Since 2016, net foreign investment into manufacturing centres of the British economy has declined, with the East of England and the West Midlands recording net outflows of £28 billion in 2021. These regional divergences in investment are reflected in wages and in a deeply skewed distribution of incomes toward the Capital.

 

In 2023 the median UK gross weekly wage was £570 and the average (squeezed higher by London data) was £581.

 

Wages in Devon, Blackpool, Leicester, Middlesborough, Redcar and Rotherham are between 76% and 87% of the median (£437 – £498). At the same time wages in Westminster, Islington, Hammersmith, Kensington and Wandsworth are between 133% and 148% of the median weekly wage (£763- £846).

 

Back in 2017, Carolyn Fairbairn, then Director-General of the CBI, noted that “the most productive area of the UK is three times more productive than the least. This matters because productivity is the foundation of wages, living standards, opportunities and prosperity.”

 

The UK has largely dropped off the radar of international asset allocators, but it seems fair to say that the UK has a large body of underused human capital and a larger body of undervalued capital assets.
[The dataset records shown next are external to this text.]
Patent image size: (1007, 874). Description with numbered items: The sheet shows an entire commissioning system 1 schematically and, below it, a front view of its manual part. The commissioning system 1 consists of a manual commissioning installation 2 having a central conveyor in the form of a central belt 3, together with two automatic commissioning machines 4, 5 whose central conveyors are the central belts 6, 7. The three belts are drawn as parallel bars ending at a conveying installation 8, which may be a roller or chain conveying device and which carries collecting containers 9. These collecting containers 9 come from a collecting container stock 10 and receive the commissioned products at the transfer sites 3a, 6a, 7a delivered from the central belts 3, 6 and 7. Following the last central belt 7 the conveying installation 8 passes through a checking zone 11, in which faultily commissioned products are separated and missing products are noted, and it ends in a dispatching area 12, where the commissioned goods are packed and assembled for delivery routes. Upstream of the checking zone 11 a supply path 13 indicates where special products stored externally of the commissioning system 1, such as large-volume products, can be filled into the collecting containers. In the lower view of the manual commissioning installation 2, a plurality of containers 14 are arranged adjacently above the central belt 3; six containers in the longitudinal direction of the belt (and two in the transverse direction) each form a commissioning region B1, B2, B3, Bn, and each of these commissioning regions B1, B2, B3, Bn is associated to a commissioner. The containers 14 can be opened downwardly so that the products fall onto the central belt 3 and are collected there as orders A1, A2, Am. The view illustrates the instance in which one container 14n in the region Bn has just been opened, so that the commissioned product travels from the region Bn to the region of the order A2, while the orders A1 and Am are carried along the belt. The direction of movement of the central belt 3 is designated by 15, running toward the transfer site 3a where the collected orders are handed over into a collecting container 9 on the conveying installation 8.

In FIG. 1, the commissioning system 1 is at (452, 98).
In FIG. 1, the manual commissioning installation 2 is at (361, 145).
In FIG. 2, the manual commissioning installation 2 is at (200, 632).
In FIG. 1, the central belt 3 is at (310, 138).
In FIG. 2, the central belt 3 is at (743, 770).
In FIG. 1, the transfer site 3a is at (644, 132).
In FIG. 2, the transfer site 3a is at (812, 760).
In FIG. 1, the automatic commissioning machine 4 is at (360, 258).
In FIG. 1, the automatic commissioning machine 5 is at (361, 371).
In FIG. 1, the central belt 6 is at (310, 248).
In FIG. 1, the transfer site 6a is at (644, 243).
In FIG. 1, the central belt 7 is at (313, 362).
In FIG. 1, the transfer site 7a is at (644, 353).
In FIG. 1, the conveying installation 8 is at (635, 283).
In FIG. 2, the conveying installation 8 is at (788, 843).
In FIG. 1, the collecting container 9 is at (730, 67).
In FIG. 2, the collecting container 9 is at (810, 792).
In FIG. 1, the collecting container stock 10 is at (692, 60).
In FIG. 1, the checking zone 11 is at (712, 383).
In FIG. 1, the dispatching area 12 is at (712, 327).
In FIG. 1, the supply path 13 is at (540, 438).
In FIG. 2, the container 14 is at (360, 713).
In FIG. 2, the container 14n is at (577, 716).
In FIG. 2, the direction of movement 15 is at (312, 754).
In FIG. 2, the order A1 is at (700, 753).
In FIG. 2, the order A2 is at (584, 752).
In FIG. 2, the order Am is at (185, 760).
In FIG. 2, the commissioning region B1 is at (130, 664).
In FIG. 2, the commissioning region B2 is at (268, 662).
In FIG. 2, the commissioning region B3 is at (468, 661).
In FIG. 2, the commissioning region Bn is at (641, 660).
Effective stewardship of UK plc could turn round both and even accelerate UK growth beyond that expected by the forecasters at the OECD. The UK has passed through two challenging decades; our assessment is that it may be down but is definitely not out.

 

In the pursuit of balance, it is worth recalling that Labour politicians are not the only perpetrators of bad jokes. In 1964, the Conservative Chancellor Reginald Maulding left a note to his successor, James Callaghan: “Good luck, old cock…Sorry to leave it in such a mess!”